Tercero.- Como nos dice la Sentencia del Tribunal Supremo de 3 de octubre de 2000 (RJA 2000 7999 ), la Jurisprudencia viene reiteradamente exigiendo para apreciar responsabilidad patrimonial de las Administraciones Públicas, según el artículo 40 de la Ley de Régimen Jurídico de Administración del Estado y los artículos 121 y 122 de la Ley de Expropiación Forzosa (y hoy, artículos 139 y siguientes de la Ley 30/1002, de 26 de noviembre, de Régimen Jurídico de las Administraciones Públicas y del Procedimiento Administrativo Común), que el particular sufra una lesión en sus bienes o derechos que no tenga la obligación de soportar y que sea real, concreta y susceptible de evaluación económica; que la lesión sea imputable a la Administración y consecuencia del funcionamiento normal o anormal de los servicios públicos y que, por tanto, exista una relación de causa efecto entre el funcionamiento del servicio y la lesión, sin que ésta sea producida por fuerza mayor. Además, es preciso que la reclamación se interponga dentro del plazo establecido legalmente.

En consecuencia, en este caso hemos de examinar las siguientes cuestiones:

a)Si como consecuencia de la actividad administrativa pudo existir un daño efectivo, individualizable y susceptible de evaluación económica por cuanto corresponde al Ayuntamiento mantener la acera en perfecto estado (omisión que según la actora fue la causante de los daños).

b)Si entre la actividad administrativa y el daño producido existe nexo de causalidad

c)Si, en el caso de concurrir los anteriores requisitos, el daño padecido puede ser considerado antijurídico por no existir una obligación del particular de soportarlo.

Cuarto.- El Tribunal a la vista de la prueba practicada no puede entender acreditada la mecánica del accidente. Si bien aporta a este proceso una testigo que viene a corroborar su versión, lo cierto es que el informe de la policía local que obra en el expediente (folio 19), ofrece una versión totalmente distinta de la que se relata en la demanda. En primer lugar porque se hace referencia a que la actora manifestó a los Agentes que se había caído al cruzar caminando la calle Torras y Bages, en sentido Montaña a Mar y "antes de llegar a la otra acera, sobre la misma calzada y entre los vehículos estacionados, se le había doblado el tobillo de forma fortuita, perdiendo el equilibrio y cayéndose seguidamente sobre la calzada, permaneciendo tendida en el lugar sin moverse al sentir un fuerte dolor en la pierna". Los propios agentes ponen de relieve que una inspección ocular en la zona no permitió apreciar ninguna anomalía a destacar en relación a las posibles causas que motivaron la caída. Además, las fotografías aportadas al expediente en modo alguno acreditan que la calzada estuviera en mal estado o con un profundo desnivel siendo así que la Sra. Trinidad reconoce que volvía de la compra con su carro, por lo que la caída pudo tener como única causa su propia distracción (folios 10 y s.s.).
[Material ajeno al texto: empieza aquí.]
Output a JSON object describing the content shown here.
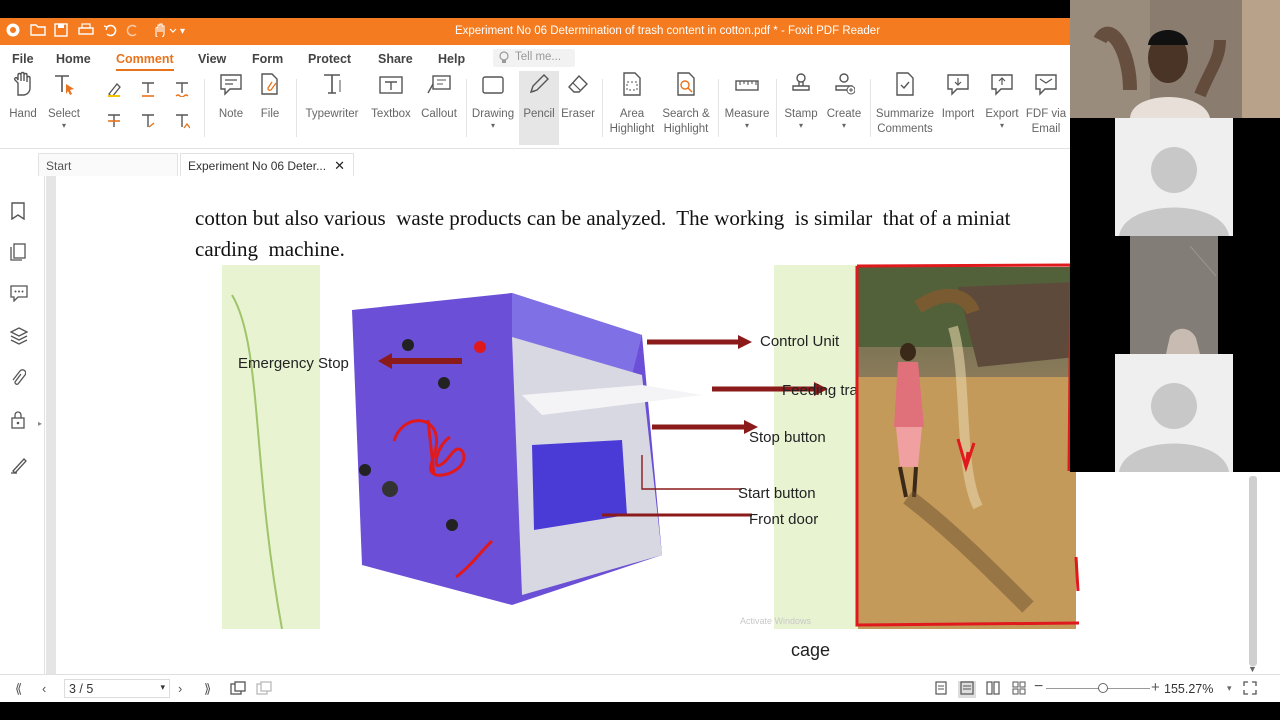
{
  "window": {
    "title": "Experiment No 06 Determination of trash content in cotton.pdf * - Foxit PDF Reader"
  },
  "menu": {
    "items": [
      "File",
      "Home",
      "Comment",
      "View",
      "Form",
      "Protect",
      "Share",
      "Help"
    ],
    "active": "Comment",
    "tell_me_placeholder": "Tell me..."
  },
  "ribbon": {
    "tools": [
      {
        "label": "Hand",
        "icon": "hand-icon"
      },
      {
        "label": "Select",
        "icon": "select-text-icon"
      },
      {
        "label": "Note",
        "icon": "note-icon"
      },
      {
        "label": "File",
        "icon": "file-attach-icon"
      },
      {
        "label": "Typewriter",
        "icon": "typewriter-icon"
      },
      {
        "label": "Textbox",
        "icon": "textbox-icon"
      },
      {
        "label": "Callout",
        "icon": "callout-icon"
      },
      {
        "label": "Drawing",
        "icon": "drawing-icon"
      },
      {
        "label": "Pencil",
        "icon": "pencil-icon"
      },
      {
        "label": "Eraser",
        "icon": "eraser-icon"
      },
      {
        "label": "Area\nHighlight",
        "icon": "area-highlight-icon"
      },
      {
        "label": "Search &\nHighlight",
        "icon": "search-highlight-icon"
      },
      {
        "label": "Measure",
        "icon": "measure-icon"
      },
      {
        "label": "Stamp",
        "icon": "stamp-icon"
      },
      {
        "label": "Create",
        "icon": "create-icon"
      },
      {
        "label": "Summarize\nComments",
        "icon": "summarize-icon"
      },
      {
        "label": "Import",
        "icon": "import-icon"
      },
      {
        "label": "Export",
        "icon": "export-icon"
      },
      {
        "label": "FDF via\nEmail",
        "icon": "fdf-email-icon"
      }
    ],
    "selected": "Pencil"
  },
  "tabs": [
    {
      "label": "Start"
    },
    {
      "label": "Experiment No 06 Deter..."
    }
  ],
  "document": {
    "line1": "cotton but also various  waste products can be analyzed.  The working  is similar  that of a miniat",
    "line2": "carding  machine.",
    "diagram_labels": {
      "emergency_stop": "Emergency Stop",
      "control_unit": "Control Unit",
      "feeding_tray": "Feeding tray",
      "stop_button": "Stop button",
      "start_button": "Start button",
      "front_door": "Front door"
    },
    "watermark": "Activate Windows",
    "caption": "cage"
  },
  "status": {
    "page": "3 / 5",
    "zoom": "155.27%",
    "zoom_level_fraction": 0.55
  },
  "colors": {
    "accent": "#f47b20",
    "ink": "#e0191c"
  }
}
Quinto.- Que no obstante la desestimación del recurso no procede imponer las costas causadas en este proceso a ninguna de las partes al amparo del art. 139 de la LJCA .

Fallo

1º) Desestimar el recurso contencioso-administrativo interpuesto por DÑA. Trinidad contra la Resolución arriba indicada.
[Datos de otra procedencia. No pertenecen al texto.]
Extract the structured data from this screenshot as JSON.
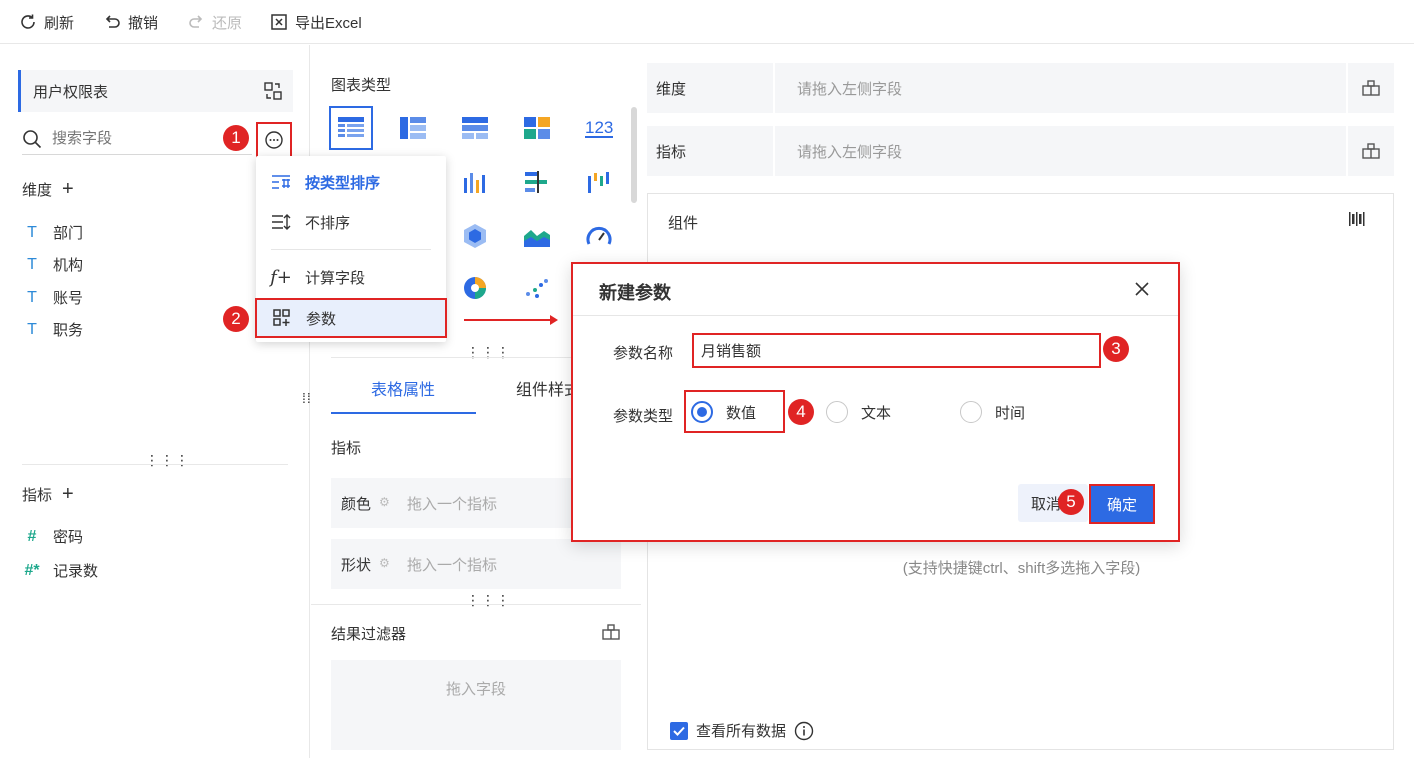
{
  "toolbar": {
    "refresh": "刷新",
    "undo": "撤销",
    "redo": "还原",
    "export": "导出Excel"
  },
  "left": {
    "table_name": "用户权限表",
    "search_placeholder": "搜索字段",
    "dimension_title": "维度",
    "dimension_fields": [
      "部门",
      "机构",
      "账号",
      "职务"
    ],
    "measure_title": "指标",
    "measure_fields": [
      "密码",
      "记录数"
    ]
  },
  "menu": {
    "sort_by_type": "按类型排序",
    "no_sort": "不排序",
    "calc_field": "计算字段",
    "param": "参数"
  },
  "middle": {
    "chart_type_title": "图表类型",
    "tab_table_props": "表格属性",
    "tab_component_style": "组件样式",
    "measure_label": "指标",
    "color_label": "颜色",
    "color_placeholder": "拖入一个指标",
    "shape_label": "形状",
    "shape_placeholder": "拖入一个指标",
    "filter_title": "结果过滤器",
    "filter_placeholder": "拖入字段"
  },
  "right": {
    "dimension_label": "维度",
    "dimension_placeholder": "请拖入左侧字段",
    "measure_label": "指标",
    "measure_placeholder": "请拖入左侧字段",
    "component_title": "组件",
    "hint": "(支持快捷键ctrl、shift多选拖入字段)",
    "view_all": "查看所有数据"
  },
  "dialog": {
    "title": "新建参数",
    "name_label": "参数名称",
    "name_value": "月销售额",
    "type_label": "参数类型",
    "type_options": [
      "数值",
      "文本",
      "时间"
    ],
    "selected_type": "数值",
    "cancel": "取消",
    "ok": "确定"
  },
  "badges": [
    "1",
    "2",
    "3",
    "4",
    "5"
  ],
  "colors": {
    "accent": "#2d6ae3",
    "highlight": "#e02424"
  }
}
2º) Sin imponer las costas.

Notifíquese la presente resolución a las partes en la forma prevenida por la Ley.

Así por esta nuestra sentencia, de la que se llevará testimonio de la misma a los autos principales, lo pronunciamos, mandamos y firmamos.
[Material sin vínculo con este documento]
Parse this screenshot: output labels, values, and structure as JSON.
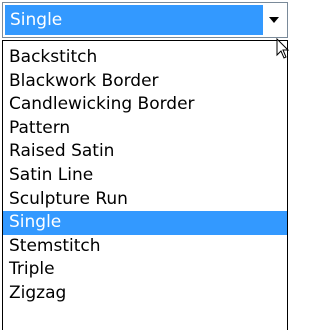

PUBLICACIÓN .- Dada, leída y publicada ha sido la anterior Sentencia por el Ilmo. Sr. Magistrado Ponente que la suscribe, estando la Sala celebrando audiencia pública el día 13 de diciembre de 2006, fecha en que ha sido firmada la sentencia por todos los Sres. Magistrados que formaron Tribunal en la misma, de lo que yo el Secretario, Doy fe.